Peel regional politicians now have less than three months to lobby the PC government for help before the provincial election. 

“If we don't get the DCs back. And if we don't get the province to do this, we need [to put] our heads together on how to build up a pool of money specifically directed at these hospital requests,” Mississauga Councillor Carolyn Parrish said.

“But we need to build up a pool of money should we fail in getting the Province to realize it's their job, not ours,” she said. 

Some councillors were skeptical about the upper-tier municipal government at the Region footing the bill for lower-tier municipal contributions.

“I'm just wondering, are we just kicking this down the road to really sort of creating an environment where the Region will end up paying for this?” said Mississauga and Regional councillor Dipika Damerla, who is running for a seat in the June 2 provincial election.

Fortini, who witnessed the ongoing healthcare crisis in his city firsthand when he had to rush his wife out of Civic Hospital to Georgetown, told The Pointer he’s tired of waiting on other levels of government.

“So, the 30th of this month, I'm bringing a motion back to City Hall. I’ve already sent it to the clerk, that we have to start our levy. We have to do it. We have to come up with a cheque for $125 million by 2027,” Fortini said.

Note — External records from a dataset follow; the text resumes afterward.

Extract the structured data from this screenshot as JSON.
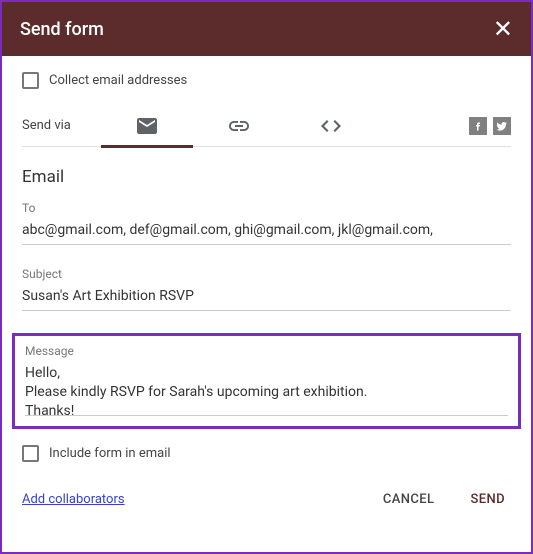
{
  "header": {
    "title": "Send form"
  },
  "collect_email_label": "Collect email addresses",
  "send_via_label": "Send via",
  "section_title": "Email",
  "to": {
    "label": "To",
    "value": "abc@gmail.com, def@gmail.com, ghi@gmail.com, jkl@gmail.com,"
  },
  "subject": {
    "label": "Subject",
    "value": "Susan's Art Exhibition RSVP"
  },
  "message": {
    "label": "Message",
    "value": "Hello,\nPlease kindly RSVP for Sarah's upcoming art exhibition.\nThanks!"
  },
  "include_form_label": "Include form in email",
  "add_collaborators": "Add collaborators",
  "actions": {
    "cancel": "CANCEL",
    "send": "SEND"
  }
}
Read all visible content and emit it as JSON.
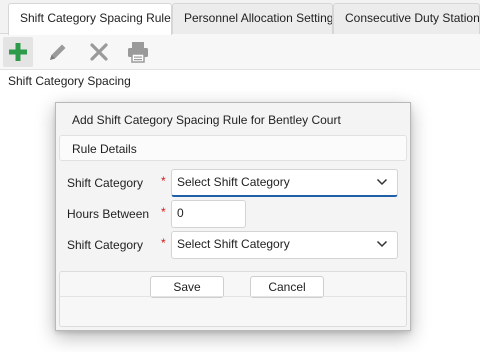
{
  "tabs": [
    {
      "label": "Shift Category Spacing Rules",
      "active": true
    },
    {
      "label": "Personnel Allocation Settings",
      "active": false
    },
    {
      "label": "Consecutive Duty Station Rules",
      "active": false
    }
  ],
  "toolbar": {
    "icons": [
      "add-icon",
      "edit-icon",
      "delete-icon",
      "print-icon"
    ],
    "colors": {
      "add": "#2e9b4a",
      "disabled": "#9a9a9a"
    }
  },
  "panel": {
    "title": "Shift Category Spacing"
  },
  "dialog": {
    "title": "Add Shift Category Spacing Rule for Bentley Court",
    "group_header": "Rule Details",
    "required_marker": "*",
    "fields": {
      "shift_category_1": {
        "label": "Shift Category",
        "value": "Select Shift Category"
      },
      "hours_between": {
        "label": "Hours Between",
        "value": "0"
      },
      "shift_category_2": {
        "label": "Shift Category",
        "value": "Select Shift Category"
      }
    },
    "buttons": {
      "save": "Save",
      "cancel": "Cancel"
    }
  }
}
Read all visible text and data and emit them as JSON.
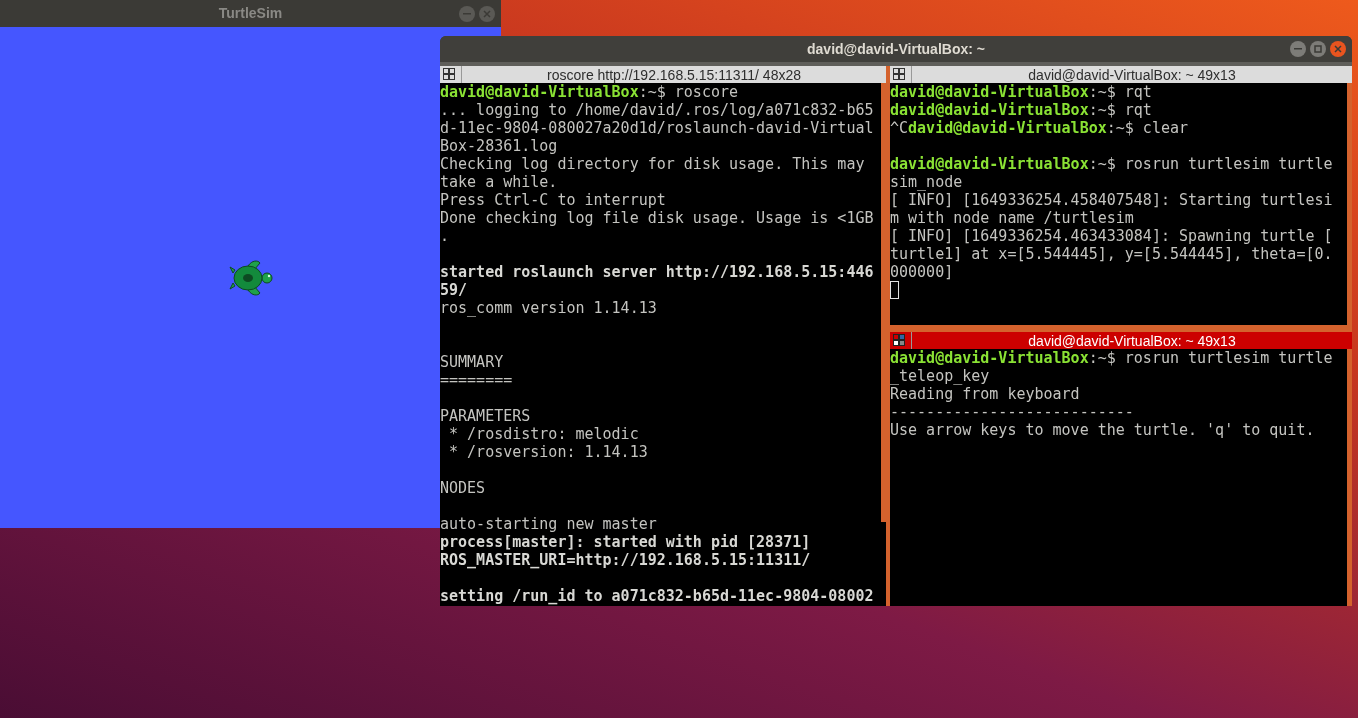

Regional council unanimously agreed to advocate for funding from the Province to cover the local share for hospital expansion.

The Association of Municipalities of Ontario has called for a provincial re-examination of the “local share” hospital capital calculation methodology, to better reflect the limited fiscal capacity of municipalities and the contributions to health care services they already provide to their community. 

The official NDP Health Critic, France Gélinas, told The Pointer previously that the provincial government isn’t being fair to the people of Brampton.

“No matter where you live, whether you live in northern Ontario or Brampton, for medicare to be true, we need to have equitable access,” she said.

“It is wrong. It is wrong. The Ford government has had four years to deal with this and has done very little,” she added.

Ahead of June’s election, it remains to be seen if regional politicians can sidestep the expectation to come up with hundreds of millions of dollars for future hospitals, and convince the PCs to step in.